Where does bánh tráng trộn actually come from?

It's a genuinely recent invention, not an old dish reaching back generations — most accounts trace it to Saigon street vendors and school-gate carts in the 2000s, built from ingredients that were newly cheap and available at once: mass-produced rice paper, dried beef, and bottled chili oil. It went from a niche schoolyard snack to a nationwide phenomenon within a decade, helped along by social media, and it's now sold everywhere from carts to bagged supermarket kits.

I can't find Vietnamese dried beef or the specific chili oil abroad. What do I do?

Beef jerky, torn into thin shreds, gets you most of the way on the protein; look for a sweeter Asian-style jerky over a smoky American one if you have a choice.
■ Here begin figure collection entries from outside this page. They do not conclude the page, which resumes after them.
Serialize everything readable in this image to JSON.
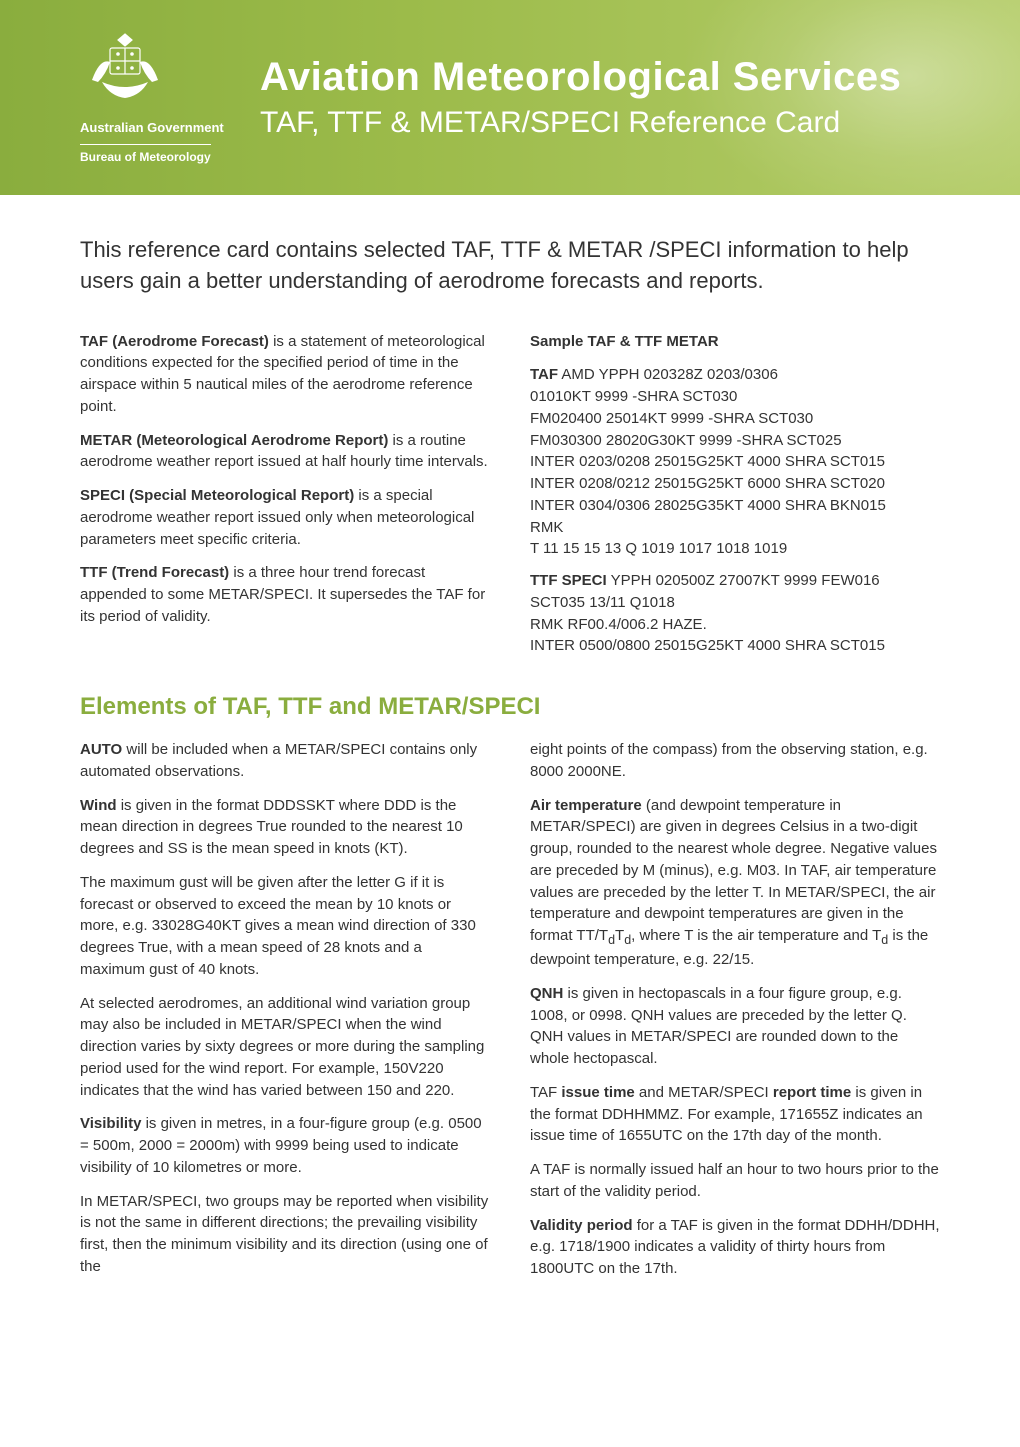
{
  "header": {
    "gov": "Australian Government",
    "bureau": "Bureau of Meteorology",
    "title": "Aviation Meteorological Services",
    "subtitle": "TAF, TTF & METAR/SPECI Reference Card",
    "bg_gradient_from": "#8aad3e",
    "bg_gradient_to": "#b5cd6a"
  },
  "intro": "This reference card contains selected TAF, TTF & METAR /SPECI information to help users gain a better understanding of aerodrome forecasts and reports.",
  "definitions": {
    "taf_bold": "TAF (Aerodrome Forecast)",
    "taf_text": " is a statement of meteorological conditions expected for the speci­fied period of time in the airspace within 5 nauti­cal miles of the aerodrome reference point.",
    "metar_bold": "METAR (Meteorological Aerodrome Report)",
    "metar_text": " is a routine aerodrome weather report issued at half hourly time intervals.",
    "speci_bold": "SPECI (Special Meteorological Report)",
    "speci_text": " is a spe­cial aerodrome weather report issued only when meteorological parameters meet specific criteria.",
    "ttf_bold": "TTF (Trend Forecast)",
    "ttf_text": " is a three hour trend forecast appended to some METAR/SPECI. It supersedes the TAF for its period of validity."
  },
  "sample": {
    "heading": "Sample TAF & TTF METAR",
    "taf_label": "TAF",
    "taf_lines": [
      " AMD YPPH 020328Z 0203/0306",
      "01010KT 9999 -SHRA SCT030",
      "FM020400 25014KT 9999 -SHRA SCT030",
      "FM030300 28020G30KT 9999 -SHRA SCT025",
      "INTER 0203/0208 25015G25KT 4000 SHRA SCT015",
      "INTER 0208/0212 25015G25KT 6000 SHRA SCT020",
      "INTER 0304/0306 28025G35KT 4000 SHRA BKN015",
      "RMK",
      "T 11 15 15 13 Q 1019 1017 1018 1019"
    ],
    "ttf_label": "TTF SPECI",
    "ttf_lines": [
      " YPPH 020500Z 27007KT 9999 FEW016",
      "SCT035 13/11 Q1018",
      "RMK RF00.4/006.2 HAZE.",
      "INTER 0500/0800 25015G25KT 4000 SHRA SCT015"
    ]
  },
  "elements": {
    "title": "Elements of TAF,  TTF and METAR/SPECI",
    "left": [
      {
        "bold": "AUTO",
        "text": " will be included when a METAR/SPECI contains only automated observations."
      },
      {
        "bold": "Wind",
        "text": " is given in the format DDDSSKT where DDD is the mean direction in degrees True rounded to the nearest 10 degrees and SS is the mean speed in knots (KT)."
      },
      {
        "bold": "",
        "text": "The maximum gust will be given after the letter G if it is forecast or observed to exceed the mean by 10 knots or more, e.g. 33028G40KT gives a mean wind direction of 330 degrees True, with a mean speed of 28 knots and a maximum gust of 40 knots."
      },
      {
        "bold": "",
        "text": "At selected aerodromes, an additional wind variation group may also be included in METAR/SPECI when the wind direction varies by sixty degrees or more during the sampling period used for the wind report. For example, 150V220 indicates that the wind has varied between 150 and 220."
      },
      {
        "bold": "Visibility",
        "text": " is given in metres, in a four-figure group (e.g. 0500 = 500m, 2000 = 2000m) with 9999 being used to indicate visibility of 10 kilometres or more."
      },
      {
        "bold": "",
        "text": "In METAR/SPECI, two groups may be reported when visibility is not the same in different directions; the prevailing visibility first, then the minimum visibility and its direction (using one of the"
      }
    ],
    "right": [
      {
        "bold": "",
        "text": "eight points of the compass) from the observing station, e.g. 8000 2000NE."
      },
      {
        "bold": "Air temperature",
        "text": " (and dewpoint temperature in METAR/SPECI) are given in degrees Celsius in a two-digit group, rounded to the nearest whole degree. Negative values are preceded by M (minus), e.g. M03. In TAF, air temperature values are preceded by the letter T. In METAR/SPECI, the air temperature and dewpoint temperatures are given in the format TT/TdTd, where T is the air temperature and Td is the dewpoint temperature, e.g. 22/15."
      },
      {
        "bold": "QNH",
        "text": " is given in hectopascals in a four figure group, e.g. 1008, or 0998. QNH values are preceded by the letter Q. QNH values in METAR/SPECI are rounded down to the whole hectopascal."
      },
      {
        "bold_prefix": "TAF ",
        "bold": "issue time",
        "mid": " and METAR/SPECI ",
        "bold2": "report time",
        "text": " is given in the format DDHHMMZ. For example, 171655Z indicates an issue time of 1655UTC on the 17th day of the month."
      },
      {
        "bold": "",
        "text": "A TAF is normally issued half an hour to two hours prior to the start of the validity period."
      },
      {
        "bold": "Validity period",
        "text": " for a TAF is given in the format DDHH/DDHH, e.g. 1718/1900 indicates a validity of thirty hours from 1800UTC on the 17th."
      }
    ]
  },
  "colors": {
    "accent": "#8aad3e",
    "text": "#333333",
    "white": "#ffffff"
  },
  "typography": {
    "intro_fontsize": 22,
    "body_fontsize": 15,
    "section_title_fontsize": 24,
    "header_title_fontsize": 40,
    "header_subtitle_fontsize": 30
  }
}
For the oil, blend neutral oil with chili flakes, a pinch of paprika for color, and a little sugar and fish sauce simmered briefly — it won't be identical to the bottled sate ớt sold for this dish specifically, but it gets close.

Why quail eggs and not chicken eggs?

Scale and speed — quail eggs cook in three minutes, come pre-boiled and peeled in cans at many groceries, and their small size means every portion gets a whole egg or two rather than a slice of one. It's a street-cart efficiency that became part of the recipe's identity.